Warga Miskin Ekstrem di Kebumen Masih 14 Ribu Jiwa

Kebumen,(kebumen.sorot.co)--Bupati Kebumen Arif Sugiyanto menggelar rapat terbatas dengan sejumlah pimpinan OPD dan kepala desa guna membahas penanganan kemiskinan ekstrim hingga nol persen di Pendopo Rumah Dinas Bupati Kebumen, Senin (27/09).

Rapat terbatas kali ini digelar sebagai tindaklanjut atas kunjungan Menteri Desa, Pembangunan Daerah Tertinggal dan Transmigrasi Abdul Halim Iskandar ke Kebumen pada beberapa waktu baru-baru ini dengan menetapkan Kebumen sebagai kabupaten pertama yang masuk pilot project program pengentasan kemiskinan hingga nol persen.

Alhamdulillah saat kunjungan Menteri Desa kemarin Kebumen ditetapkan sebagai salah satu dari 5 kabupaten di Jawa Tengah yang masuk dalam program pengentasan kemiskinan hingga nol persen. Karena itu, ini perlu dilakukan respons cepat, ujar Bupati Arif.

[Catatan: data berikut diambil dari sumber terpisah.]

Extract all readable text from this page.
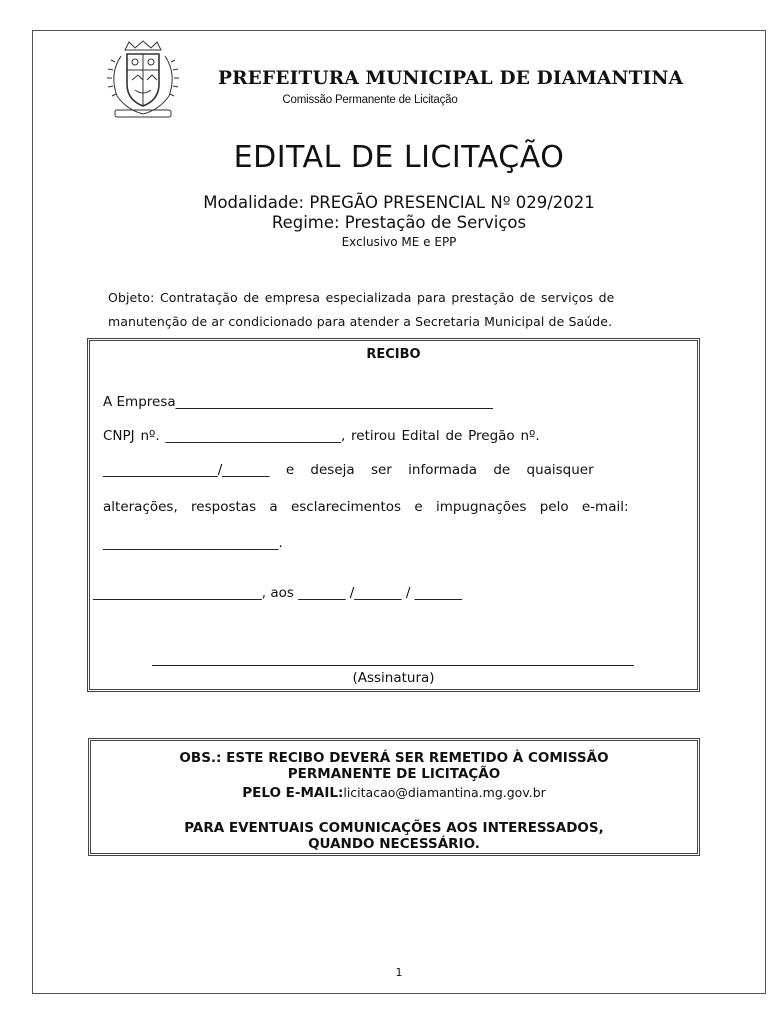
PREFEITURA MUNICIPAL DE DIAMANTINA
Comissão Permanente de Licitação
EDITAL DE LICITAÇÃO
Modalidade: PREGÃO PRESENCIAL Nº 029/2021
Regime: Prestação de Serviços
Exclusivo ME e EPP
Objeto: Contratação de empresa especializada para prestação de serviços de
manutenção de ar condicionado para atender a Secretaria Municipal de Saúde.
RECIBO
A Empresa_______________________________________________
CNPJ nº. __________________________, retirou Edital de Pregão nº.
_________________/_______ e deseja ser informada de quaisquer
alterações, respostas a esclarecimentos e impugnações pelo e-mail:
__________________________.
_________________________, aos _______ /_______ / _______
(Assinatura)
OBS.: ESTE RECIBO DEVERÁ SER REMETIDO À COMISSÃO
PERMANENTE DE LICITAÇÃO
PELO E-MAIL:licitacao@diamantina.mg.gov.br
PARA EVENTUAIS COMUNICAÇÕES AOS INTERESSADOS,
QUANDO NECESSÁRIO.
1
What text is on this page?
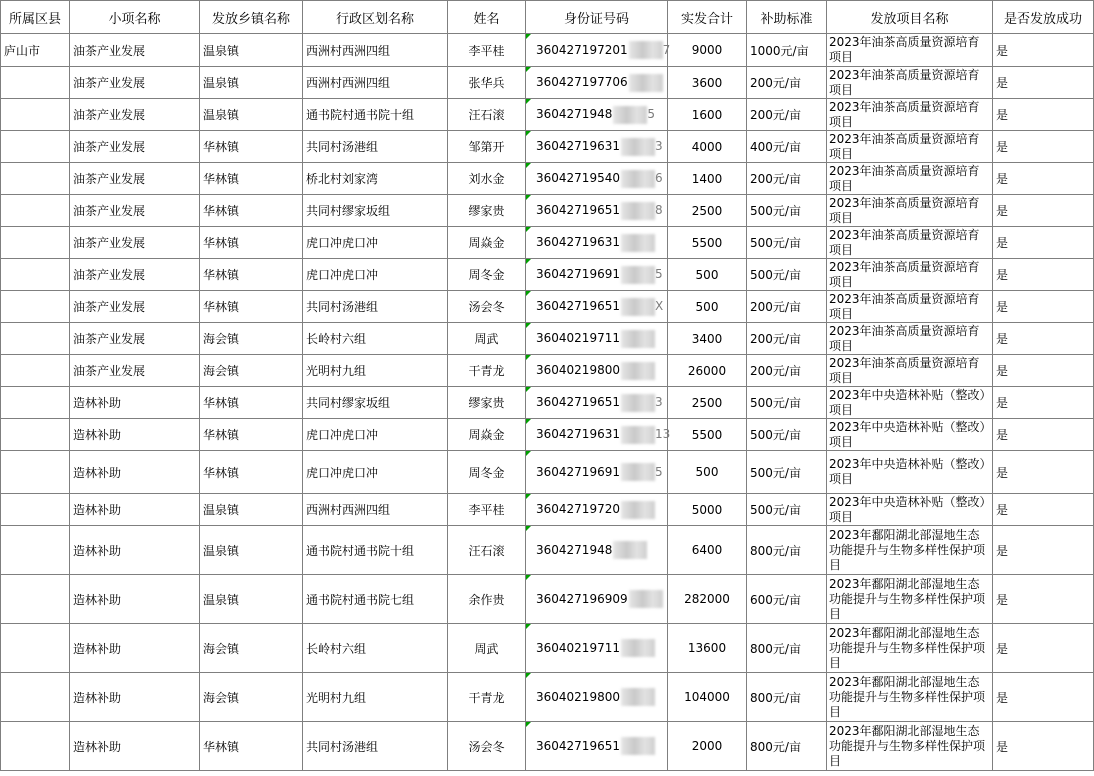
所属区县	小项名称	发放乡镇名称	行政区划名称	姓名	身份证号码	实发合计	补助标准	发放项目名称	是否发放成功
庐山市	油茶产业发展	温泉镇	西洲村西洲四组	李平桂	360427197201 7	9000	1000元/亩	2023年油茶高质量资源培育项目	是
	油茶产业发展	温泉镇	西洲村西洲四组	张华兵	360427197706	3600	200元/亩	2023年油茶高质量资源培育项目	是
	油茶产业发展	温泉镇	通书院村通书院十组	汪石滚	3604271948 5	1600	200元/亩	2023年油茶高质量资源培育项目	是
	油茶产业发展	华林镇	共同村汤港组	邹第开	36042719631 3	4000	400元/亩	2023年油茶高质量资源培育项目	是
	油茶产业发展	华林镇	桥北村刘家湾	刘水金	36042719540 6	1400	200元/亩	2023年油茶高质量资源培育项目	是
	油茶产业发展	华林镇	共同村缪家坂组	缪家贵	36042719651 8	2500	500元/亩	2023年油茶高质量资源培育项目	是
	油茶产业发展	华林镇	虎口冲虎口冲	周焱金	36042719631	5500	500元/亩	2023年油茶高质量资源培育项目	是
	油茶产业发展	华林镇	虎口冲虎口冲	周冬金	36042719691 5	500	500元/亩	2023年油茶高质量资源培育项目	是
	油茶产业发展	华林镇	共同村汤港组	汤会冬	36042719651 X	500	200元/亩	2023年油茶高质量资源培育项目	是
	油茶产业发展	海会镇	长岭村六组	周武	36040219711	3400	200元/亩	2023年油茶高质量资源培育项目	是
	油茶产业发展	海会镇	光明村九组	干青龙	36040219800	26000	200元/亩	2023年油茶高质量资源培育项目	是
	造林补助	华林镇	共同村缪家坂组	缪家贵	36042719651 3	2500	500元/亩	2023年中央造林补贴（整改）项目	是
	造林补助	华林镇	虎口冲虎口冲	周焱金	36042719631 13	5500	500元/亩	2023年中央造林补贴（整改）项目	是
	造林补助	华林镇	虎口冲虎口冲	周冬金	36042719691 5	500	500元/亩	2023年中央造林补贴（整改）项目	是
	造林补助	温泉镇	西洲村西洲四组	李平桂	36042719720	5000	500元/亩	2023年中央造林补贴（整改）项目	是
	造林补助	温泉镇	通书院村通书院十组	汪石滚	3604271948	6400	800元/亩	2023年鄱阳湖北部湿地生态功能提升与生物多样性保护项目	是
	造林补助	温泉镇	通书院村通书院七组	余作贵	360427196909	282000	600元/亩	2023年鄱阳湖北部湿地生态功能提升与生物多样性保护项目	是
	造林补助	海会镇	长岭村六组	周武	36040219711	13600	800元/亩	2023年鄱阳湖北部湿地生态功能提升与生物多样性保护项目	是
	造林补助	海会镇	光明村九组	干青龙	36040219800	104000	800元/亩	2023年鄱阳湖北部湿地生态功能提升与生物多样性保护项目	是
	造林补助	华林镇	共同村汤港组	汤会冬	36042719651	2000	800元/亩	2023年鄱阳湖北部湿地生态功能提升与生物多样性保护项目	是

Bupati menyampaikan, kemiskinan ekstrim di Kebumen yang menyasar masyarakat tersebar di lima kecamatan, yakni Kecamatan Sempor, Sadang, Alian, Karangsambung, dan Karanggayam. Wilayah yang sudah dipetakan ini nantinya akan menjadi target utama dari program pengentasan kemiskinan. 

Di wilayah lain bukan berarti tidak ada kemiskinan. Tentu masih, nah nanti semua akan kita kumpulkan untuk dilakukan penanganan. Tapi sekarang bagaimana agar kemiskinan ekstrim ini bisa teratasi. Targetnya 2022 kita sudah zero dari kemiskinan akut, jelas Bupati.

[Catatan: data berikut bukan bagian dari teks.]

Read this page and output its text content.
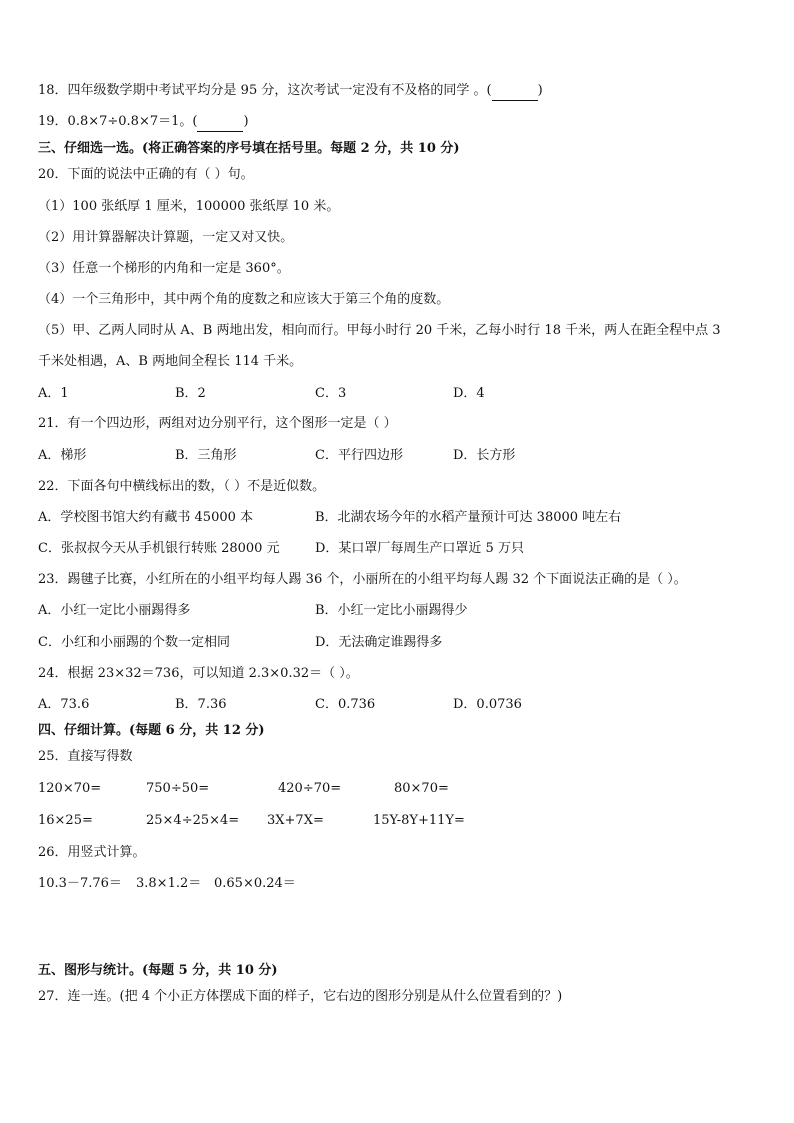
18．四年级数学期中考试平均分是 95 分，这次考试一定没有不及格的同学 。(	)
19．0.8×7÷0.8×7＝1。(	)
三、仔细选一选。(将正确答案的序号填在括号里。每题 2 分，共 10 分)
20．下面的说法中正确的有（ ）句。
（1）100 张纸厚 1 厘米，100000 张纸厚 10 米。
（2）用计算器解决计算题，一定又对又快。
（3）任意一个梯形的内角和一定是 360°。
（4）一个三角形中，其中两个角的度数之和应该大于第三个角的度数。
（5）甲、乙两人同时从 A、B 两地出发，相向而行。甲每小时行 20 千米，乙每小时行 18 千米，两人在距全程中点 3
千米处相遇，A、B 两地间全程长 114 千米。
A．1	B．2	C．3	D．4
21．有一个四边形，两组对边分别平行，这个图形一定是（ ）
A．梯形	B．三角形	C．平行四边形	D．长方形
22．下面各句中横线标出的数，（ ）不是近似数。
A．学校图书馆大约有藏书 45000 本	B．北湖农场今年的水稻产量预计可达 38000 吨左右
C．张叔叔今天从手机银行转账 28000 元	D．某口罩厂每周生产口罩近 5 万只
23．踢毽子比赛，小红所在的小组平均每人踢 36 个，小丽所在的小组平均每人踢 32 个下面说法正确的是（ ）。
A．小红一定比小丽踢得多	B．小红一定比小丽踢得少
C．小红和小丽踢的个数一定相同	D．无法确定谁踢得多
24．根据 23×32＝736，可以知道 2.3×0.32＝（ ）。
A．73.6	B．7.36	C．0.736	D．0.0736
四、仔细计算。(每题 6 分，共 12 分)
25．直接写得数
120×70=	750÷50=	420÷70=	80×70=
16×25=	25×4÷25×4= 3X+7X=	15Y-8Y+11Y=
26．用竖式计算。
10.3－7.76＝ 3.8×1.2＝ 0.65×0.24＝
五、图形与统计。(每题 5 分，共 10 分)
27．连一连。(把 4 个小正方体摆成下面的样子，它右边的图形分别是从什么位置看到的？)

Bupati menjelaskan yang dimasuk kemiskinan ekstrim ciri-cirinya atau katagorinya adalah mereka yang tidak memiliki penghasilan, lansia, hidup sebatang kara, tidak punya rumah, terkena penyakit, dan tidak punya jaminan kesehatan atau sosial.

Nah nanti itu akan kita asuh, misalnya kalau sebatang kara tidak punya rumah, ya kita buatkan rumah, bedah rumah, berikan jaminan kesehatan, makan setiap hari kita jamin. Kalau dia punya anak tapi benar-benar miskin, anaknya kita tanggung untuk dapat biasiswa sekolah, paparnya.

Bupati mengatakan, pemerintah terus bersinergi dalam program pengentasan kemiskinan ekstrim ini. Misalnya dalam hal pembenahan data jumlah orang miskin di Kebumen yang setiap waktu harus terus diupadate. Karena merekalah nantinya yang berhak menerima bantuan sosial.

Tujuannya tentu agar bantuan tidak lagi salah sasaran. Data Terpadu Kesejahteraan Sosial (DTKS) yang menjadi acuan pemerintah saya sudah minta untuk diupgrade karena ada penerima yang orangnya sudah meninggal, atau pindah tempat, termasuk mereka yang kondisi ekonominya semakin baik, jelas Bupati.

Bupati Arif menyebut di Kabupaten Kebumen jumlah orang yang masuk dalam katagori miskin ekstrem ada sekitar 4 persen atau sekitar 14 ribu jiwa.

Dengan program ini harapannya, Kebumen tidak menjadi kabupaten termiksin di Jateng, tandasnya.